All this points to the conclusion that the lawsuit itself will not—and should not —be the final word. Rather, the value of the case is that it puts the issues into the spotlight. It is now time for meaningful reflection as to how law enforcement ought to operate in this increasingly interconnected world, and the development of new domestic and international law standards to govern control cross-border requests for data. Unfortunately, there are no easy answers, but here I suggest just a few things to consider.
* Mutual Legal Assistance Treaty (MLAT) reform. MLATs are treaties that govern law enforcement access to evidence located in another nation’s jurisdiction. It is, in fact, Microsoft’s position that rather than demanding the data from Microsoft, it should ask the Ireland government for the data pursuant to the MLAT between the two nations. The problem from the government’s perspective is that the MLAT process is notoriously slow (although in this case the Irish government has committed to respond “expeditiously”). The U.S. government, for example, takes an average of ten months to process such requests; some cases take much longer.

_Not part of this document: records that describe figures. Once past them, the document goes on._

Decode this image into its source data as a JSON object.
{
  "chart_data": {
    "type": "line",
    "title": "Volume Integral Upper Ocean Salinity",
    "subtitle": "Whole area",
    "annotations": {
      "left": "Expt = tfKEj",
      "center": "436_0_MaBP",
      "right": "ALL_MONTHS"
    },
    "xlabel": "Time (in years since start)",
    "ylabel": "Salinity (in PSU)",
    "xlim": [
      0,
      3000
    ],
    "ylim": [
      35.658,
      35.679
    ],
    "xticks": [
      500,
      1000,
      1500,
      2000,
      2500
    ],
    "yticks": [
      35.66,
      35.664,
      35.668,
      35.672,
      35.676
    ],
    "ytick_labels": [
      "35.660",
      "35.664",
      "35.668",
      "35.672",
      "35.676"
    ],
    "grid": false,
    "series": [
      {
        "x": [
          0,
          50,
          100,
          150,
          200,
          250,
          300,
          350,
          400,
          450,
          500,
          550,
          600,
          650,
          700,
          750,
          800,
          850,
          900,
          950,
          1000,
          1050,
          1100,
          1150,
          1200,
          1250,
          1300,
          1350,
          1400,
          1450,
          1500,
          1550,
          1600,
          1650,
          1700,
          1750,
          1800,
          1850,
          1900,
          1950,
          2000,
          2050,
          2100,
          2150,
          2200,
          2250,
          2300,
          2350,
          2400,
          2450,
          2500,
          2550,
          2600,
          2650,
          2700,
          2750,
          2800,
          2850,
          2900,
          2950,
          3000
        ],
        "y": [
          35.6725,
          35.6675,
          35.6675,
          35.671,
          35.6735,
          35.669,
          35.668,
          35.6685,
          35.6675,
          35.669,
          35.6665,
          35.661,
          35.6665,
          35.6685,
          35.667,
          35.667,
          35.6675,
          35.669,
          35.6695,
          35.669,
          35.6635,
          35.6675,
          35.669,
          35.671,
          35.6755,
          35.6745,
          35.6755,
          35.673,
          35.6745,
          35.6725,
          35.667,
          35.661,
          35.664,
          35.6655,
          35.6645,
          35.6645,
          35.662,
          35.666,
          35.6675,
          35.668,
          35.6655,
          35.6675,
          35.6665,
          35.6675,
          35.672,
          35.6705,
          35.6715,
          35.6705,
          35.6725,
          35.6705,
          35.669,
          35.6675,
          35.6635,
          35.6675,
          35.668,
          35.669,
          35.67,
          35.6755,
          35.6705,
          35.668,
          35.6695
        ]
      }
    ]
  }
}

Multiple voices are now calling streamlined and more efficient the MLAT process. But while a more efficient MLAT system would be a welcome change, such efforts still require a resolution of the basic jurisdictional question at issue in the Microsoft case. After all, the MLAT process only begins where jurisdiction ends. The location of data is one answer, as Microsoft is now advocating, but it has the flaws discussed above. Location of the company’s headquarters or major place of operations, and/or citizenship or location of the user provide other possible options. No answer is perfect; each has its own shortcoming. But regardless of what is decided, there should be agreement across nations as to how to define jurisdiction. This is not something that should be imposed unilaterally (i.e., by a U.S. judge or panel of judges, as would happen if the Microsoft case were the final world).

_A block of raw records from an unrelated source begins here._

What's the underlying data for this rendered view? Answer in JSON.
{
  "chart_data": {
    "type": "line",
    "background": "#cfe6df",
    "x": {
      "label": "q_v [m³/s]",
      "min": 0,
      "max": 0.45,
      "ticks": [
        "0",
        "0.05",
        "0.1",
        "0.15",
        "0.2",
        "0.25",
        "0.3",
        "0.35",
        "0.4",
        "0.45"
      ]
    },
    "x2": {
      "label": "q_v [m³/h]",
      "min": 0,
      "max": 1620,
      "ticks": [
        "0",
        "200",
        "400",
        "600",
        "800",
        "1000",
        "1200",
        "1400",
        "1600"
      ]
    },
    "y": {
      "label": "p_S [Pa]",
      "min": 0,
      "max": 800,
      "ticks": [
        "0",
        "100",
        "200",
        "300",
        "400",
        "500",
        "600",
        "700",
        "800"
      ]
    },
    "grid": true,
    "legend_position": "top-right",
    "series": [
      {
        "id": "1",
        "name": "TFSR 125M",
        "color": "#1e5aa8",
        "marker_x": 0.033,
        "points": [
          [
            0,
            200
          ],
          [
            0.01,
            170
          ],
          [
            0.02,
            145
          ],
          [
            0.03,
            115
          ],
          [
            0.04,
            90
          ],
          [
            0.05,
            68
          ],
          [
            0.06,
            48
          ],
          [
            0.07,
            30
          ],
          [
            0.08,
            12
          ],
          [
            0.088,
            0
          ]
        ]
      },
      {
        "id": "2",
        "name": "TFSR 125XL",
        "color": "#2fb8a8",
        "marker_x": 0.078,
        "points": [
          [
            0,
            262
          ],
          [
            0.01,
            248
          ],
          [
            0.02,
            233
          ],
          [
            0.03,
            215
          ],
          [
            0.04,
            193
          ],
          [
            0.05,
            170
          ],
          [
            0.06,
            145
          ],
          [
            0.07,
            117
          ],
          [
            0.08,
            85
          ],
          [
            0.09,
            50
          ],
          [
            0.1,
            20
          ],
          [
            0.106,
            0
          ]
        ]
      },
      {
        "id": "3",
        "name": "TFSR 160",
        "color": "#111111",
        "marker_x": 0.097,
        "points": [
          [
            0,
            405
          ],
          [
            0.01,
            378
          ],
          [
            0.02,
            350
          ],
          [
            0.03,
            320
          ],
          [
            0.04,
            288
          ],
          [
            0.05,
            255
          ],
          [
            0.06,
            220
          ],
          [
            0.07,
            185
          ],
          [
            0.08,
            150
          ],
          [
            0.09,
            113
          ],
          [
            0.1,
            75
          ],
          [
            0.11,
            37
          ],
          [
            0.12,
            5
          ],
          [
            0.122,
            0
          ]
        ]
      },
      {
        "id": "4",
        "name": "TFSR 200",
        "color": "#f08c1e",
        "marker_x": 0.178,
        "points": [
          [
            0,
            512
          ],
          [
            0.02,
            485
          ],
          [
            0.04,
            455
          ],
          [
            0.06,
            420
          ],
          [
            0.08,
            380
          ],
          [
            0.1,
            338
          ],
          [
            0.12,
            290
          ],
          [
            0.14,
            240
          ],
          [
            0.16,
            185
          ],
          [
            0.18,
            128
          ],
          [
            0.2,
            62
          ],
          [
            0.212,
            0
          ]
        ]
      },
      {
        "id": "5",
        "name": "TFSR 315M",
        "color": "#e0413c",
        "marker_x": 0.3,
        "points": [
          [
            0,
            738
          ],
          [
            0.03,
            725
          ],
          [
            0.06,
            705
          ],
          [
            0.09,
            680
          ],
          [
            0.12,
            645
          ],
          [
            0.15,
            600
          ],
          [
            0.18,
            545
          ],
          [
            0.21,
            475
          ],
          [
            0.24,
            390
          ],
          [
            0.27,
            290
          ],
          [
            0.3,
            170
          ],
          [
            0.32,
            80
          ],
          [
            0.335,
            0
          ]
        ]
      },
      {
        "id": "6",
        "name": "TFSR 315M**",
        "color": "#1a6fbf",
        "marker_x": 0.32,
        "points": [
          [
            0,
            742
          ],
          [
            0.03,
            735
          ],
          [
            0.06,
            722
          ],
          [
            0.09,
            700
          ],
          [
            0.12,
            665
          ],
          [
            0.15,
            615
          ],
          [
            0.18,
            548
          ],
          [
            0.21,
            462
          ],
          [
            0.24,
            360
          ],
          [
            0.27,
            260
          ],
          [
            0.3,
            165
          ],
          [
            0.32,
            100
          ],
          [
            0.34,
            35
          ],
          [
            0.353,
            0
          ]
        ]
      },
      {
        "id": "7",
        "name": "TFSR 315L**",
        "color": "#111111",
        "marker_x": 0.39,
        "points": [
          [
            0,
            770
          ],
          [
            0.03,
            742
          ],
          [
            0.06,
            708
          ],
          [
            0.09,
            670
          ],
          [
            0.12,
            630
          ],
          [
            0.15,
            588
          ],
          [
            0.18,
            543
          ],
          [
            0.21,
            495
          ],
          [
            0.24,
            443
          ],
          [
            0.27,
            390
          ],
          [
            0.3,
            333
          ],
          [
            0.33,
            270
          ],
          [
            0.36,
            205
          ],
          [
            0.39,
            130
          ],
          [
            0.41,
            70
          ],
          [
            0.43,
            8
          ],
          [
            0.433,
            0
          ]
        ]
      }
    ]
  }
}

* No matter how the underlying jurisdictional question is answered, certain safety valves also should be considered to facilitate cross-border access to data when certain pre-conditions are met—thereby reducing some of the growing pressure on the MLAT system. One could imagine, for example, an agreement with a handful of like-minded nations that would permit governments to make requests directly to companies in certain, specified kinds of cases when a baseline set of procedural and substantive requirements are met. Figuring out the specifics will not be easy, but it is also not impossible. Cross-border agreements for sharing of financial data provide a possible model. (Any such agreements would also need to be accompanied by legislative change, at least in the United States.)

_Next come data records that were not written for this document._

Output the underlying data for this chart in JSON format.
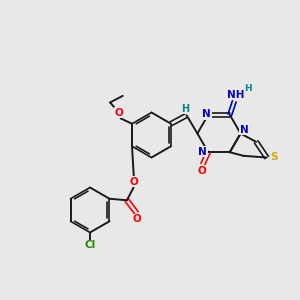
{
  "bg_color": "#e8e8e8",
  "bond_color": "#1a1a1a",
  "o_color": "#ff0000",
  "n_color": "#0000cc",
  "s_color": "#ccaa00",
  "cl_color": "#228800",
  "h_color": "#008888",
  "figsize": [
    3.0,
    3.0
  ],
  "dpi": 100,
  "xlim": [
    0,
    10
  ],
  "ylim": [
    0,
    10
  ]
}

* It is also time to turn our attention to the often-overlooked issue of metadata. U.S. companies receive tens of thousands of requests for metadata a year from foreign governments. But there are no rules—or even a set of accepted standards—governing when and in what circumstances they can do so. While most U.S.-based providers have internal guidelines and vetting procedures that incorporate privacy and other related human rights concerns, it is a mistake to put the onus on the companies to develop the requisite standards or to assume that the companies of the future will be as rights-focused as the best ones of today. Any bilateral or multilateral agreement ought to also include standards governing access to metadata—standards that also ought be codified in U.S. law.
* * *
In sum, there are no good answers in the Microsoft case. Neither side is satisfying, and either outcome yields a set of potentially damaging policy consequences. That said, the case has started a much-needed discussion. Whatever the Second Circuit decision, much more work needs to be done.